Corporate

Kenya gets low-priced smartphone

Models display the Huawei U8220 Android smart phone during its launch at a Nairobi hotel. Photo/FREDRICK ONYANGO
Models display the Huawei U8220 Android smart phone during its launch at a Nairobi hotel. Photo/FREDRICK ONYANGO 

The quest for control of Kenya’s rapidly growing mobile Internet market has intensified with the launch by Chinese technology firm Huawei of a competitively priced smartphone that runs on Google’s Android operating system.

Retailing at just Sh8,000, the Huawei IDEOS is the cheapest smartphone in the Kenyan market and is expected to deepen the penetration of Internet among the estimated 20 million Kenyan consumers of mobile phone services.

Internet access has become the new battleground for Kenya’s four telecoms operators following the recent plummeting in voice call tariffs and the resulting decline in its importance as a revenue driver.

Kenya has six million Internet users a large portion (four million) of who accesses it through their mobile phones that is considered to be more affordable by most consumers because it cuts down the cost of acquisition to a tiny fraction of the closest competitors.

The smartphones, however, remains dominated by highly-priced models that sell at an average of Sh30,000 placing it above the reach of the majority of consumers.

“The IDEOS is an affordable option, designed to lower barriers to entry and facilitate easy mobile Internet access,” said Kevin Tao, the CEO of Huawei Device. “Ownership of the smartphone is one of the key means of getting people into the ‘golden age of mobile broadband’,” he said.

The IDEOS is a touch-screen phone that comes with bluetooth connectivity, GPS, a 3.2-megapixel camera, up to 16GB of storage and can be transformed into a 3G Wi-Fi hotspot connecting up to eight devices.
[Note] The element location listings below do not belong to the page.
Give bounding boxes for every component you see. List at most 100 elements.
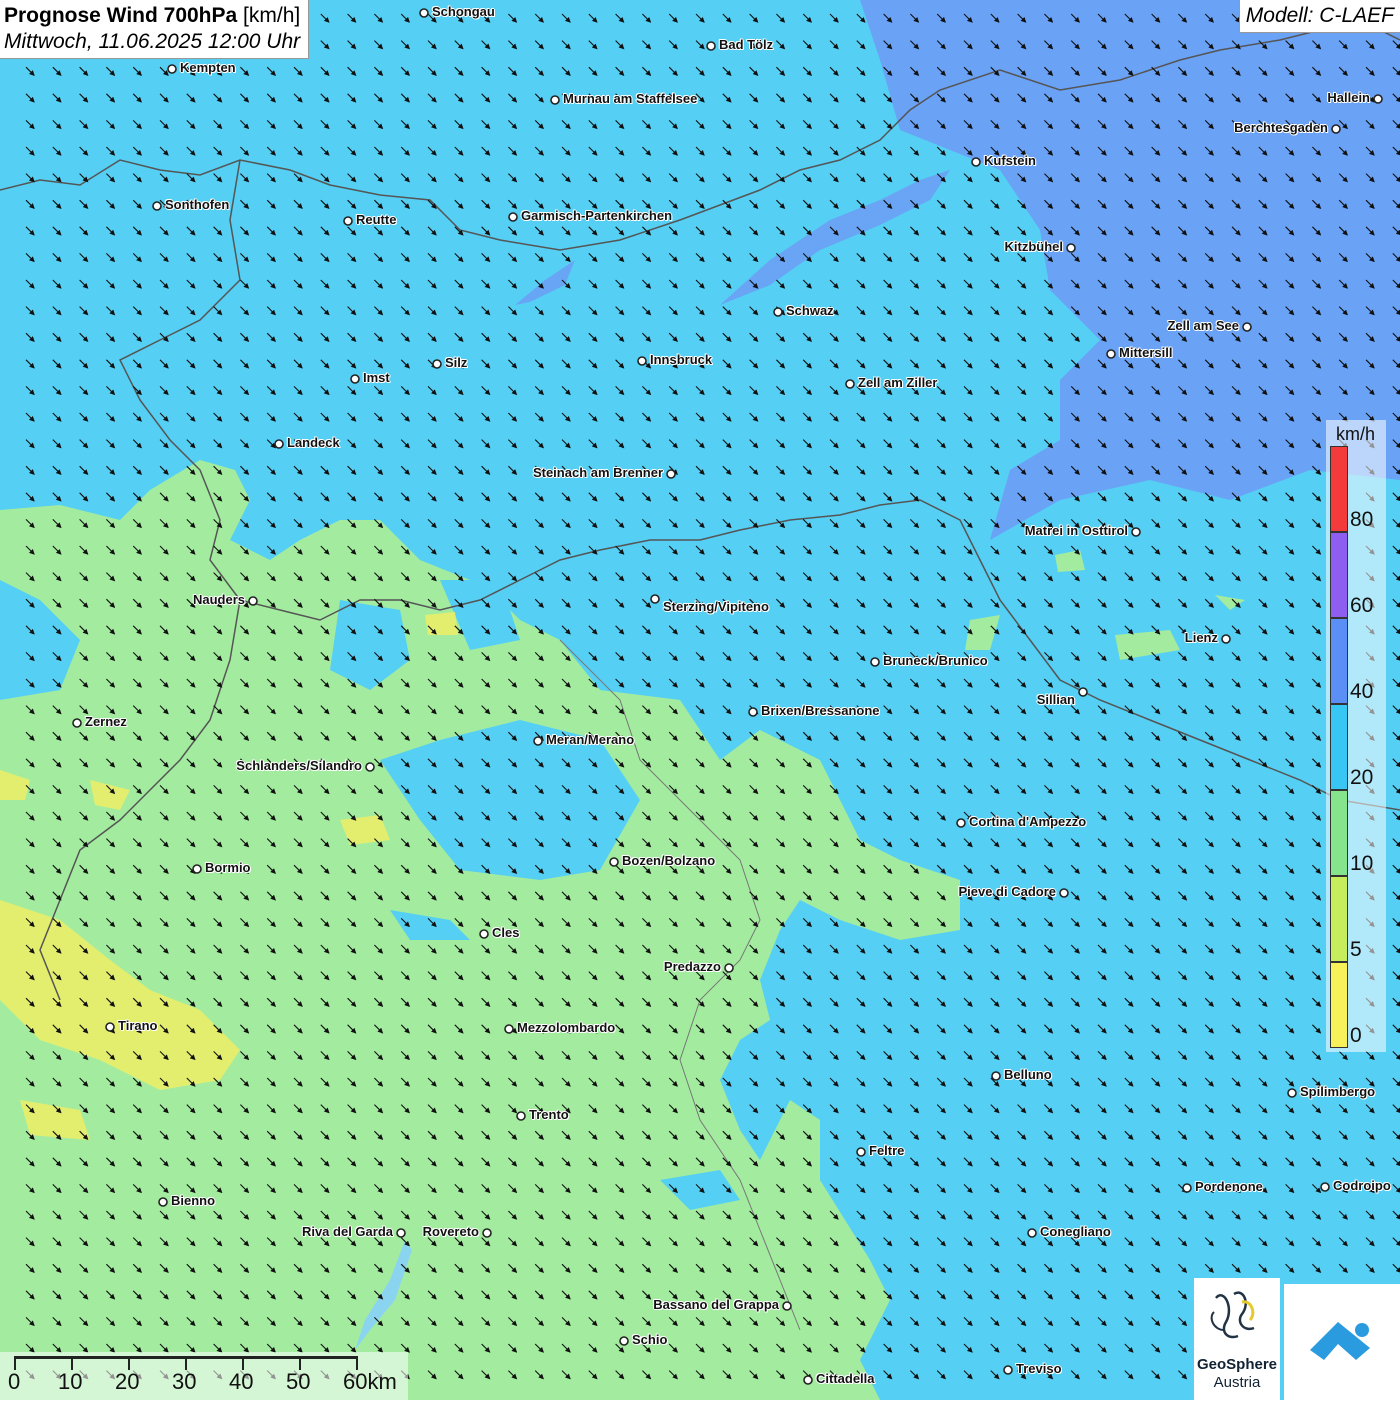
- city-label: Brixen/Bressanone: [761, 703, 880, 718]
- legend-swatch: [1330, 618, 1348, 704]
- scale-label: 20: [115, 1369, 140, 1394]
- city-dot: [343, 216, 353, 226]
- city-label: Pordenone: [1195, 1179, 1263, 1194]
- map-subtitle: Mittwoch, 11.06.2025 12:00 Uhr: [4, 30, 301, 53]
- city-label: Bienno: [171, 1193, 216, 1208]
- legend-label: 20: [1350, 766, 1374, 789]
- city-label: Codroipo: [1333, 1178, 1391, 1193]
- city-dot: [1242, 322, 1252, 332]
- legend-label: 0: [1350, 1024, 1362, 1047]
- city-dot: [845, 379, 855, 389]
- city-dot: [1331, 124, 1341, 134]
- city-dot: [991, 1071, 1001, 1081]
- legend-swatch: [1330, 790, 1348, 876]
- city-dot: [419, 8, 429, 18]
- city-dot: [72, 718, 82, 728]
- city-label: Sillian: [1036, 692, 1075, 707]
- city-label: Schongau: [432, 4, 495, 19]
- legend-label: 80: [1350, 508, 1374, 531]
- city-label: Bad Tölz: [719, 37, 774, 52]
- legend-label: 40: [1350, 680, 1374, 703]
- geosphere-country: Austria: [1213, 1374, 1261, 1391]
- city-dot: [516, 1111, 526, 1121]
- city-label: Garmisch-Partenkirchen: [521, 208, 673, 223]
- city-label: Imst: [363, 370, 390, 385]
- city-dot: [773, 307, 783, 317]
- city-label: Bozen/Bolzano: [622, 853, 716, 868]
- map-title-box: Prognose Wind 700hPa [km/h] Mittwoch, 11…: [0, 0, 310, 59]
- city-label: Bruneck/Brunico: [883, 653, 988, 668]
- city-label: Lienz: [1184, 630, 1218, 645]
- city-dot: [1106, 349, 1116, 359]
- city-label: Sonthofen: [165, 197, 230, 212]
- city-dot: [1078, 687, 1088, 697]
- city-dot: [1066, 243, 1076, 253]
- city-dot: [803, 1375, 813, 1385]
- scale-tick: [71, 1356, 73, 1370]
- scale-label: 30: [172, 1369, 197, 1394]
- city-dot: [274, 439, 284, 449]
- city-label: Trento: [529, 1107, 569, 1122]
- scale-label: 50: [286, 1369, 311, 1394]
- city-label: Spilimbergo: [1300, 1084, 1376, 1099]
- city-label: Zell am Ziller: [858, 375, 938, 390]
- city-label: Mittersill: [1119, 345, 1173, 360]
- city-label: Cles: [492, 925, 520, 940]
- legend-label: 60: [1350, 594, 1374, 617]
- scale-label: 0: [8, 1369, 21, 1394]
- city-dot: [533, 736, 543, 746]
- city-dot: [782, 1301, 792, 1311]
- city-dot: [1221, 634, 1231, 644]
- city-dot: [1182, 1183, 1192, 1193]
- city-dot: [504, 1024, 514, 1034]
- warning-app-logo: [1284, 1284, 1400, 1400]
- city-label: Sterzing/Vipiteno: [663, 599, 769, 614]
- legend-label: 5: [1350, 938, 1362, 961]
- city-dot: [956, 818, 966, 828]
- scale-bar: 0 10 20 30 40 50 60km: [0, 1352, 408, 1400]
- city-dot: [666, 469, 676, 479]
- city-label: Reutte: [356, 212, 397, 227]
- city-label: Murnau am Staffelsee: [563, 91, 698, 106]
- legend-label: 10: [1350, 852, 1374, 875]
- city-label: Zell am See: [1167, 318, 1239, 333]
- legend-unit: km/h: [1336, 424, 1376, 444]
- scale-tick: [14, 1356, 16, 1370]
- city-label: Conegliano: [1040, 1224, 1111, 1239]
- city-label: Tirano: [118, 1018, 158, 1033]
- city-dot: [158, 1197, 168, 1207]
- legend: km/h 0 5 10 20 40 60 80: [1326, 420, 1386, 1052]
- scale-label: 60km: [343, 1369, 397, 1394]
- city-label: Kitzbühel: [1004, 239, 1064, 254]
- city-dot: [350, 374, 360, 384]
- city-dot: [432, 359, 442, 369]
- scale-tick: [356, 1356, 358, 1370]
- city-label: Bormio: [205, 860, 251, 875]
- city-dot: [637, 356, 647, 366]
- city-label: Treviso: [1016, 1361, 1062, 1376]
- city-dot: [1373, 94, 1383, 104]
- city-label: Schlanders/Silandro: [236, 758, 362, 773]
- city-dot: [1287, 1088, 1297, 1098]
- legend-swatch: [1330, 704, 1348, 790]
- city-label: Nauders: [192, 592, 245, 607]
- city-dot: [1131, 527, 1141, 537]
- scale-tick: [185, 1356, 187, 1370]
- geosphere-mark-icon: [1210, 1291, 1255, 1339]
- city-label: Kempten: [180, 60, 236, 75]
- city-label: Hallein: [1327, 90, 1370, 105]
- city-dot: [1027, 1228, 1037, 1238]
- scale-label: 10: [58, 1369, 83, 1394]
- scale-label: 40: [229, 1369, 254, 1394]
- city-dot: [508, 212, 518, 222]
- city-dot: [1003, 1365, 1013, 1375]
- city-dot: [748, 707, 758, 717]
- app-icon: [1310, 1322, 1370, 1360]
- band-0-5-5: [425, 612, 458, 635]
- city-dot: [724, 963, 734, 973]
- city-label: Bassano del Grappa: [653, 1297, 779, 1312]
- city-label: Steinach am Brenner: [532, 465, 663, 480]
- city-label: Kufstein: [984, 153, 1036, 168]
- city-dot: [706, 41, 716, 51]
- city-dot: [482, 1228, 492, 1238]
Many Kenyans are more familiar with Huawei modems, which they use to connect to the Internet through PCs or lap tops.

The IDEOS is the latest in a string of devices the Chinese firm has rolled out aiming to capture a share of the growing consumer internet market.
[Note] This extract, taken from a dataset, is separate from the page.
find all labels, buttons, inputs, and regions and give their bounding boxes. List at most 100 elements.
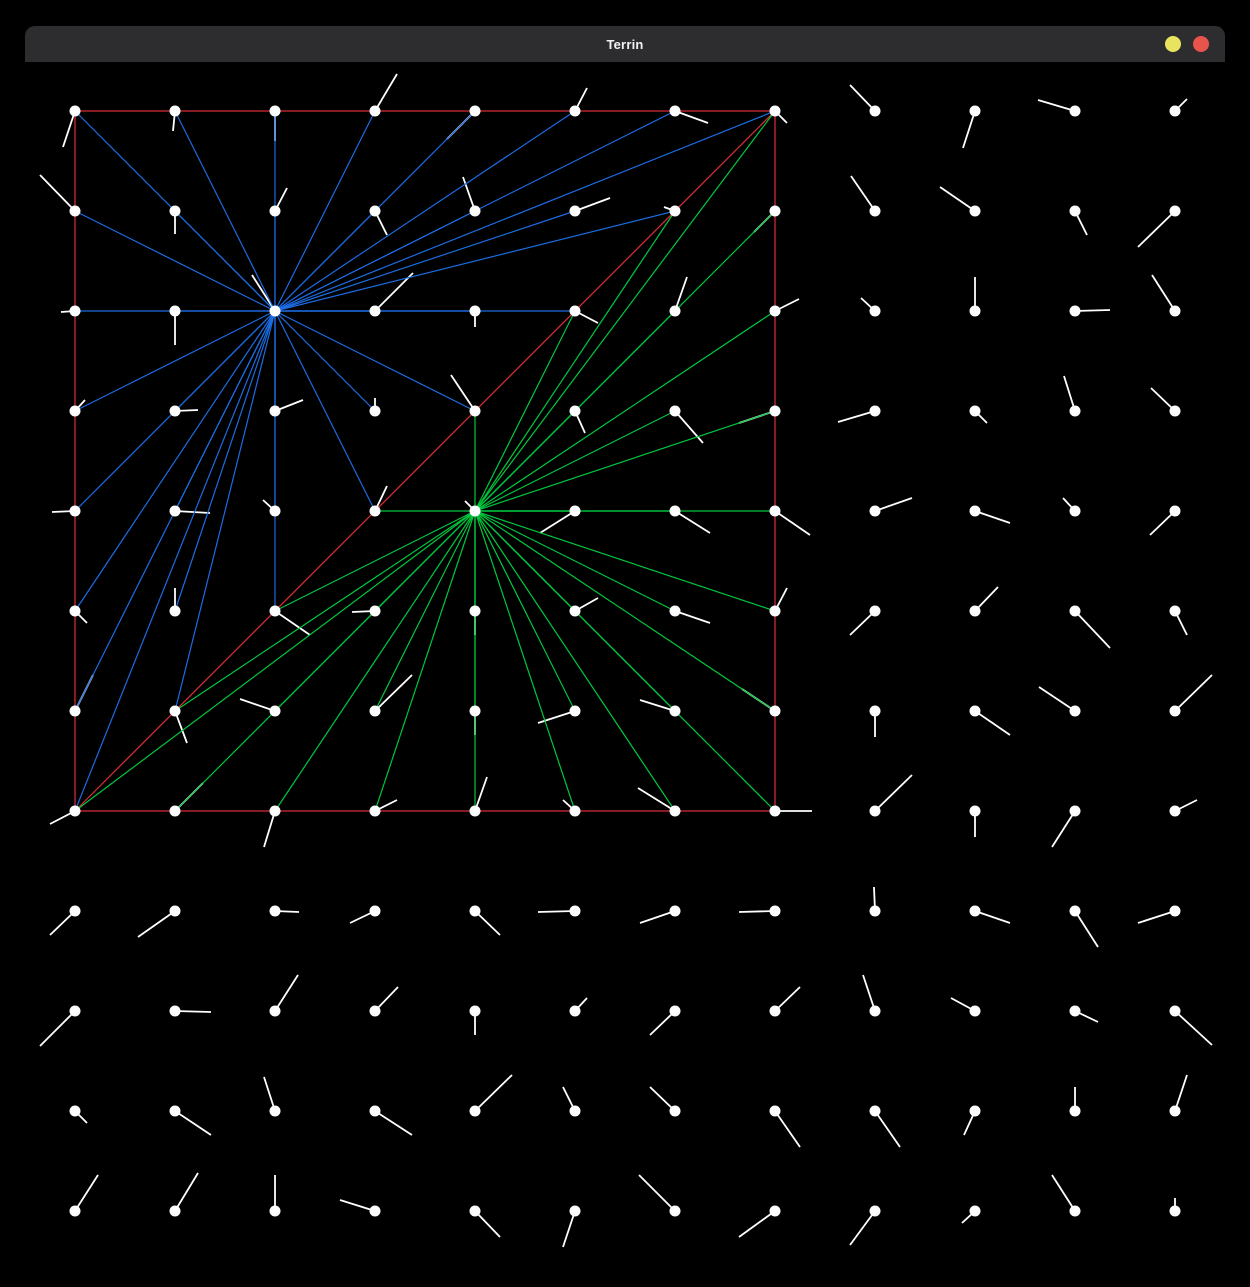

Smartphones are expected to account for 37 per cent of the global mobile phone market by 2014, with the Middle East and Africa as the main drivers of the growth.

Mobile Internet access is expected to grow at a compound annual rate of 39 per cent in the next four years.
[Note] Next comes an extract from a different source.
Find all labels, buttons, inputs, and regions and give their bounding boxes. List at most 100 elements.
In Kenya, mobile Internet use grew by over 180 per cent in past 12 months, according to consumer research firm Synovate.

The IDEOS’ entry into Kenya comes only two months after Huawei teamed up with Safaricom in high profile launch of yet another smartphone U220 that also runs on Google’s Android.

This time around, there is industry speculation that the new phone will be marketed by internet firm Google, which is today launching its big marketing push aimed at boosting its presence in Kenya.

Google’s Android operating system allows users to ride on its Open Source development platform, offers users more than 70,000 applications and a cheap alternative to Google’s Nexus originally developed to compete with Apple’s iPhone.

Google is expected to unveil the key components of its mobile Internet strategy at the opening of the G-Kenya conference, where the global Internet giant will engage with local software developers, entrepreneurs, and computer science students.

Google is also expected to showcase a range of products aimed at driving innovation in local technology and business circles.

“In alignment with our core mission to organise the entire world’s information and make it universally accessible and useful, we would like to provide training on localised tools that can spur economic development for the people of Kenya,” Google said in a statement.

G-Kenya is expected to bring together over 1,200 software engineers, product managers, entrepreneurs, students and web developers to discuss the future of applications development, and be trained on Google’s products and online business skills.

The forum will feature high profile Google speakers including one of the internet giant’s vice presidents Nelson Mattos, a team of product developers, engineers, the head of marketing for Africa, search specialists, and business marketing gurus.

Mr Mattos is Google’s VP in charge of product and engineering.

Google entered the Kenyan market in 2007, but has mostly played an observer role even as the country deepened its foray into new technologies such as mobile Internet.

The path of internet access growth in Kenya has been largely determined by the lack of fixed PC internet connections that has forced the consumers to rely on their mobile phones.

Industry researcher RNCOS says the number of mobile subscribers in Kenya will grow at a compounded annual growth rate (CAGR) of over 15 per cent between 2010 and 2013 to reach 32 million by the end of 2013, representing a penetration rate of 72 per cent.

Kenya is said to be on the verge of becoming one of the fastest growing broadband markets in the continent, RNCOS says, with research pointing to the number of Internet users and broadband subscribers growing at a rate of nearly 130 per cent in the next two years.

Voice dialling

Available in black, yellow, blue, and purple, the IDEOS supports functions such as voice dialling, voice navigation, and the ability to run applications off the SD card.

Mr Tao said the name “IDEOS” embodies creativity and inspiration: the “ID” represents the industrial design-centric hardware platform, the “OS” represents the operating system as the core software platform, and the “E” symbolises the evolution to mobile Internet.